The Celebration
Y’all get ready; this will be a post with which you disagree.
Thank you to those who wished me a happy birthday. And to those who didn’t, God bless you.
One of my favorite poets, Henry Wadsworth Longfellow, wrote, “And our hearts, though stout and brave, Still, like muffled drums, are beating Funeral marches to the grave.”
Why would I want to celebrate that? Old age, wrinkles, a sore back, and the inability to get up off the couch at breakneck speed. Yay.
Honestly, I’ve struggled with birthdays.
One reason is I used to hate birthday parties. I never thought they were anything to be excited about. But people expected me to be excited about them, so I smiled. Then they gathered around me, and the oxygen left the room as they sang that ‘old sweet song.’ What I wanted was to learn how to disappear off the face of the earth. There’s nothing that will make time pass by any slower.

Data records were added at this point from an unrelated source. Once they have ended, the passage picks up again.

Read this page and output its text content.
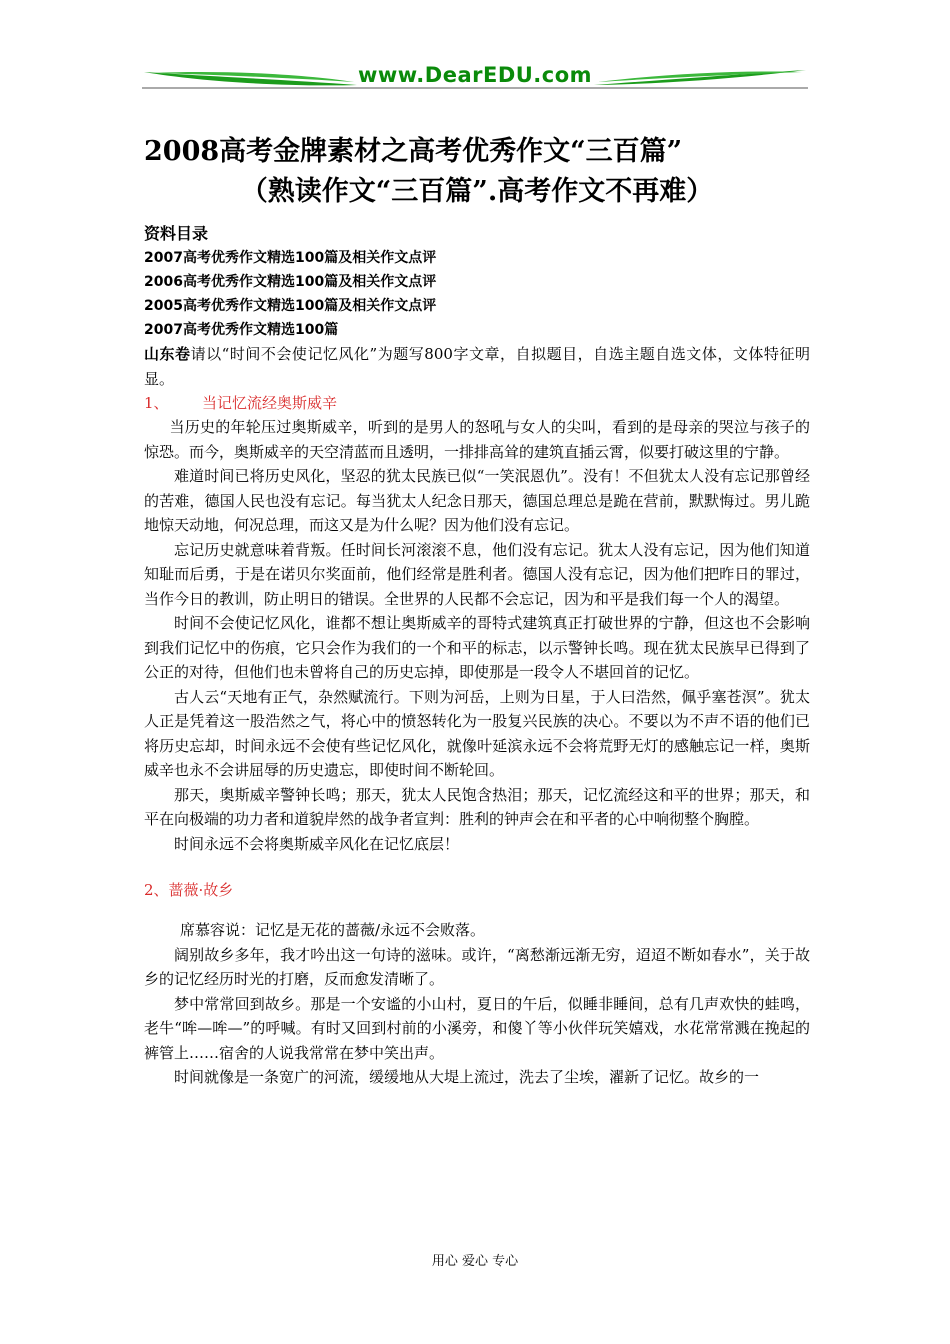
www.DearEDU.com
2008高考金牌素材之高考优秀作文“三百篇”
（熟读作文“三百篇”.高考作文不再难）
资料目录
2007高考优秀作文精选100篇及相关作文点评
2006高考优秀作文精选100篇及相关作文点评
2005高考优秀作文精选100篇及相关作文点评
2007高考优秀作文精选100篇

山东卷请以“时间不会使记忆风化”为题写800字文章，自拟题目，自选主题自选文体，文体特征明显。

1、 当记忆流经奥斯威辛

当历史的年轮压过奥斯威辛，听到的是男人的怒吼与女人的尖叫，看到的是母亲的哭泣与孩子的惊恐。而今，奥斯威辛的天空清蓝而且透明，一排排高耸的建筑直插云霄，似要打破这里的宁静。

难道时间已将历史风化，坚忍的犹太民族已似“一笑泯恩仇”。没有！不但犹太人没有忘记那曾经的苦难，德国人民也没有忘记。每当犹太人纪念日那天，德国总理总是跪在营前，默默悔过。男儿跪地惊天动地，何况总理，而这又是为什么呢？因为他们没有忘记。

忘记历史就意味着背叛。任时间长河滚滚不息，他们没有忘记。犹太人没有忘记，因为他们知道知耻而后勇，于是在诺贝尔奖面前，他们经常是胜利者。德国人没有忘记，因为他们把昨日的罪过，当作今日的教训，防止明日的错误。全世界的人民都不会忘记，因为和平是我们每一个人的渴望。

时间不会使记忆风化，谁都不想让奥斯威辛的哥特式建筑真正打破世界的宁静，但这也不会影响到我们记忆中的伤痕，它只会作为我们的一个和平的标志，以示警钟长鸣。现在犹太民族早已得到了公正的对待，但他们也未曾将自己的历史忘掉，即使那是一段令人不堪回首的记忆。

古人云“天地有正气，杂然赋流行。下则为河岳，上则为日星，于人曰浩然，佩乎塞苍溟”。犹太人正是凭着这一股浩然之气，将心中的愤怒转化为一股复兴民族的决心。不要以为不声不语的他们已将历史忘却，时间永远不会使有些记忆风化，就像叶延滨永远不会将荒野无灯的感触忘记一样，奥斯威辛也永不会讲屈辱的历史遗忘，即使时间不断轮回。

那天，奥斯威辛警钟长鸣；那天，犹太人民饱含热泪；那天，记忆流经这和平的世界；那天，和平在向极端的功力者和道貌岸然的战争者宣判：胜利的钟声会在和平者的心中响彻整个胸膛。

时间永远不会将奥斯威辛风化在记忆底层！

2、蔷薇·故乡

席慕容说：记忆是无花的蔷薇/永远不会败落。

阔别故乡多年，我才吟出这一句诗的滋味。或许，“离愁渐远渐无穷，迢迢不断如春水”，关于故乡的记忆经历时光的打磨，反而愈发清晰了。

梦中常常回到故乡。那是一个安谧的小山村，夏日的午后，似睡非睡间，总有几声欢快的蛙鸣，老牛“哞—哞—”的呼喊。有时又回到村前的小溪旁，和傻丫等小伙伴玩笑嬉戏，水花常常溅在挽起的裤管上……宿舍的人说我常常在梦中笑出声。

时间就像是一条宽广的河流，缓缓地从大堤上流过，洗去了尘埃，濯新了记忆。故乡的一

用心 爱心 专心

Secondly, I don’t want to celebrate a long-lost day that no one remembers. If anyone does, it was the one screaming at God and everybody else while she pushed a human being out of her body. (Let’s celebrate our mothers on our birthdays! They’re the heroes in our story.)
The only reason I had birthdays past thirteen is that my grandmother would make it seem we were reliving The Depression if we didn’t.
Now, I do enjoy recognizing other people's birthdays. I like to make my wife and children feel special on their birthdays. But that’s because it’s them, not me.
But this year, something changed for me. As I sat there and watched my wife and boys sing to me, I decided I would celebrate my birthday and enjoy it because having birthdays means I’m alive, and I have them in my life.
Watching Son #1 and Son #2 as they smiled and sang their little hearts out for me made me want to live and live life to its fullest.
Then I watched as they ate my wife’s homemade chocolate cake and icing. They smiled at me with chocolate smeared all over their little faces.
So I celebrate life. I celebrate the opportunity to be alive. And I celebrate the memories made each day. To love and be loved by a precious woman and three treasured children.
And one day, when I die, they better not put on a sad funeral. Cry only for yourselves. I don’t want them to grieve my death. I want them to celebrate my life.
And I want them to celebrate the fact that, at that moment, I am more alive than I have ever been.
One of my favorite authors, Andy Andrews (who shares a Birthday with me), wrote, “Life itself is a privilege, but to live life to its fullest, well, that is a choice.”
Henry Wadsworth Longfellow ended his poem with this:
Lives of great men all remind us
We can make our lives sublime,
And, departing, leave behind us
Footprints on the sands of time;
Footprints, that perhaps another,
Sailing o'er life's solemn main,
A forlorn and shipwrecked brother,
Seeing, shall take heart again.
Let us, then, be up and doing,
With a heart for any fate;
Still achieving, still pursuing
Learn to labor and to wait.
I celebrate life. And I want to live life to its fullest.
“Life is short. I want to live it well.”